The continuing story ...

david at ols.es (David Saez Padros) · Wed, 09 Sep 2009 11:00:14 +0200

Hi

>>> As far as debugging the system hang is concerned, you need to be
>>> looking for kernel logs and dmesg output. You really are wasting your
>>> time trying to debug a kernel fs hang by looking for logs from a user
>>> application. The kernel oops backtrace shows you exactly where the
>>> kernel is locking up.
>> there is no oops backtrace and nothing in logs that could say what
>> is happening apaprt from the pcu stuck messages
> 
> Can you post the complete kernel output from that session?

That what i sent you on 28/08/2009:

server1 and server2 are Dell PE 2900 computers with Debian
(kernel 2.6.26-2 x64) running gluster 2.0.1-1. Each server
has 6 sas disks unifed and exported with gluster, which are
mounted as replicated gluster fs in all clients.

the problem happen when sever2 was under heavy load (8 wrf
processes running) and one client was copying a large amount
of files to the replicated gluster fs. We have been running
the same setup using the same computers but using nfs instead
of glusterfs for almost 2 years without having this problem.
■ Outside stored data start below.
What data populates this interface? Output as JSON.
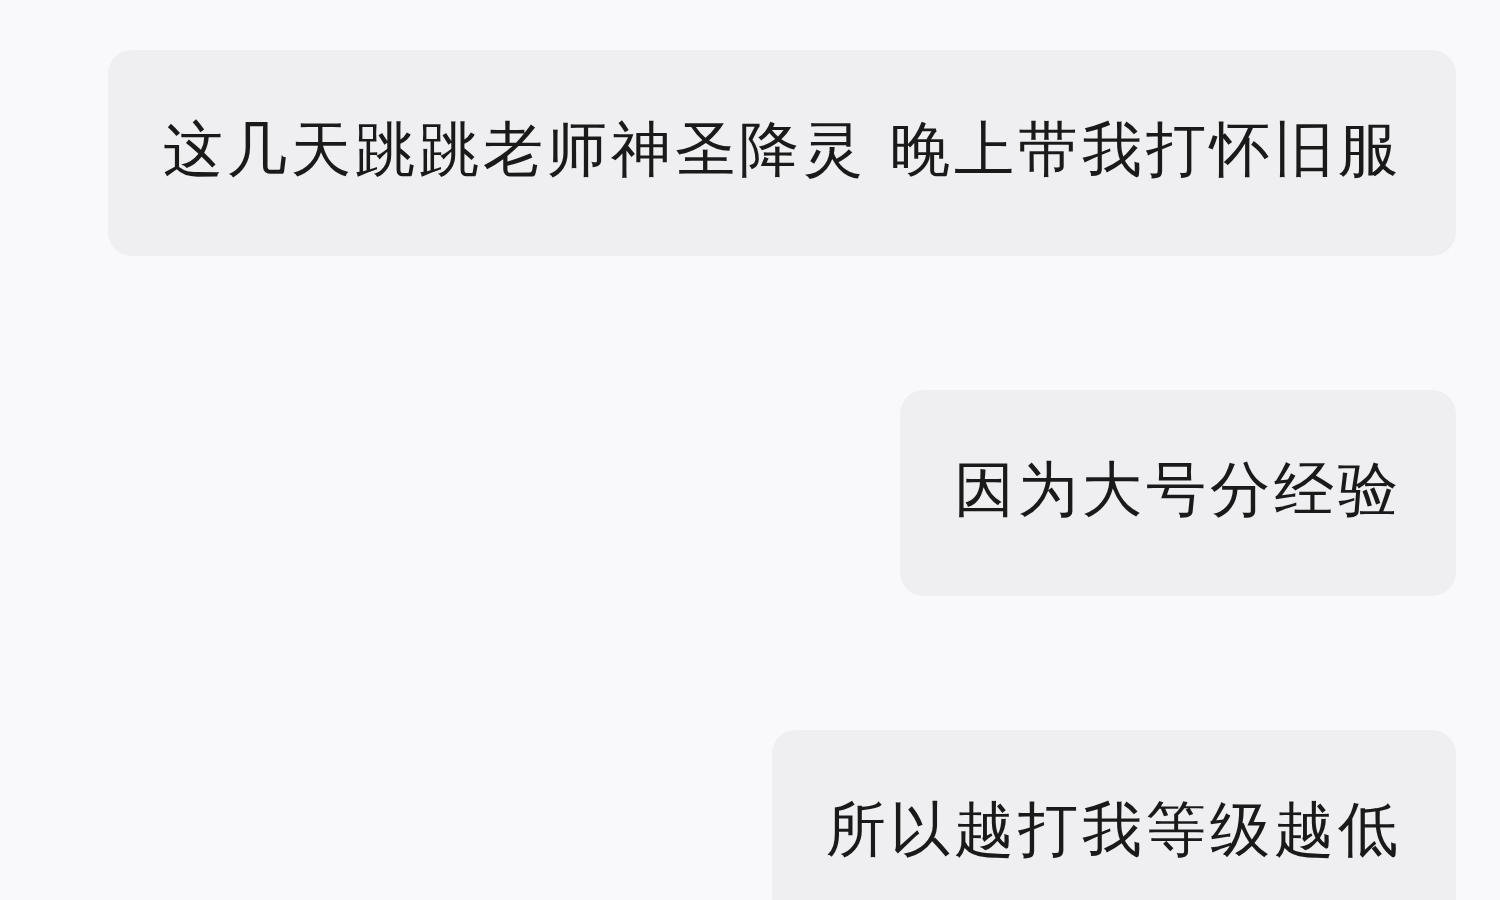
{
  "messages": [
    {
      "text": "这几天跳跳老师神圣降灵 晚上带我打怀旧服"
    },
    {
      "text": "因为大号分经验"
    },
    {
      "text": "所以越打我等级越低"
    }
  ]
}
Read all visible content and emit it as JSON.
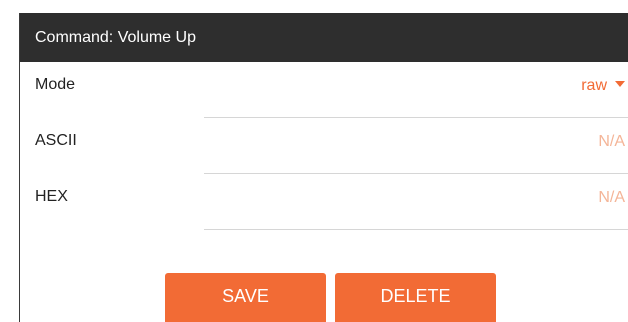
{
  "header": {
    "title": "Command: Volume Up"
  },
  "fields": {
    "mode": {
      "label": "Mode",
      "value": "raw"
    },
    "ascii": {
      "label": "ASCII",
      "value": "N/A"
    },
    "hex": {
      "label": "HEX",
      "value": "N/A"
    }
  },
  "actions": {
    "save_label": "SAVE",
    "delete_label": "DELETE"
  },
  "colors": {
    "header_bg": "#2e2e2e",
    "accent": "#f26b35",
    "muted_value": "#f4b598",
    "divider": "#d6d6d6"
  },
  "icons": {
    "mode_dropdown": "caret-down-icon"
  }
}
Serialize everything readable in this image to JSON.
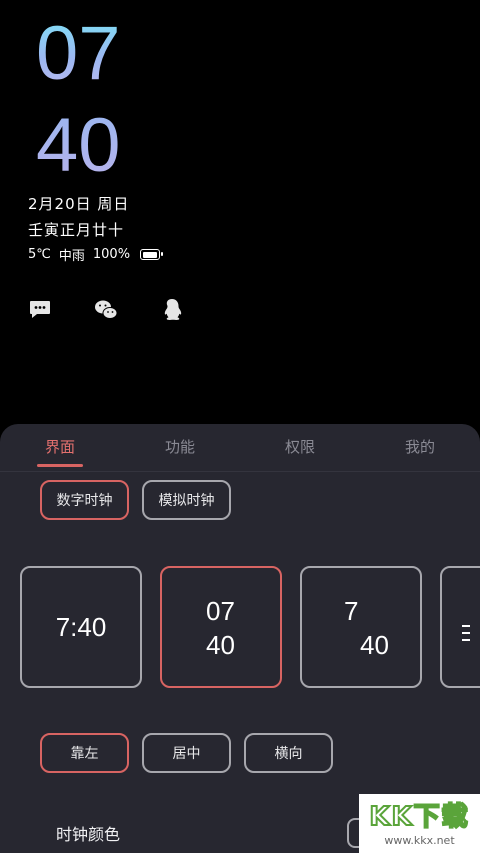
{
  "lockscreen": {
    "hour": "07",
    "minute": "40",
    "date": "2月20日 周日",
    "lunar": "壬寅正月廿十",
    "temperature": "5℃",
    "weather": "中雨",
    "battery": "100%",
    "battery_level": 1.0,
    "notification_icons": [
      "message-icon",
      "wechat-icon",
      "qq-icon"
    ]
  },
  "tabs": [
    {
      "label": "界面",
      "active": true
    },
    {
      "label": "功能",
      "active": false
    },
    {
      "label": "权限",
      "active": false
    },
    {
      "label": "我的",
      "active": false
    }
  ],
  "clock_type": {
    "digital": "数字时钟",
    "analog": "模拟时钟",
    "selected": "digital"
  },
  "clock_styles": [
    {
      "line1": "7:40",
      "selected": false
    },
    {
      "line1": "07",
      "line2": "40",
      "selected": true
    },
    {
      "line1": "7",
      "line2": "40",
      "selected": false
    }
  ],
  "alignment": {
    "left": "靠左",
    "center": "居中",
    "horizontal": "横向",
    "selected": "left"
  },
  "clock_color": {
    "title": "时钟颜色"
  },
  "watermark": {
    "logo": "KK下载",
    "url": "www.kkx.net"
  }
}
when the problem happen server2 was totally locked, responds
to pings, can ssh to server but once the username and password
is correctly entered nothing happens and in some seconds ssh is
disconnected. Direct terminal access (keyboard) is also impossible.
Kernel log shows a "BUG: soft lockup - CPU#1 stuck for ..." for
each core (all for wrf process) with a trace at different points
of wrf.exe (or other daemons). Everytime we had this problem it was
triggered by copying a lot of files to the gluster fs.

It may or not be related to glusterfs but the worse thing is that
when this happen access to the replicated gluster fs from any client
also hangs. In that case df hangs on one of the glusterfs shares
(df cannot be terminated in any way including ctrl-c or kill
-KILL). Altough df shows the other share any ls operation on
that share hangs, and ls also cannot  be terminated in any way
including ctrl-c or kill -KILL.

Glusterfs log only shows lines like this ones:

[2009-08-28 09:19:28] E [client-protocol.c:292:call_bail] data2: bailing 
out frame LOOKUP(32) frame sent = 2009-08-28 08:49:18. frame-timeout = 1800
[2009-08-28 09:23:38] E [client-protocol.c:292:call_bail] data2: bailing 
out frame LOOKUP(32) frame sent = 2009-08-28 08:53:28. frame-timeout = 1800

Once server2 has been rebooted all gluster fs become available
again on all clients and the hanged df and ls processes terminate,
but difficult to understand why a replicated share that must survive
to failure on one server does not.

-- 
Best regards ...

----------------------------------------------------------------
    David Saez Padros                http://www.ols.es
    On-Line Services 2000 S.L.       telf    +34 902 50 29 75
----------------------------------------------------------------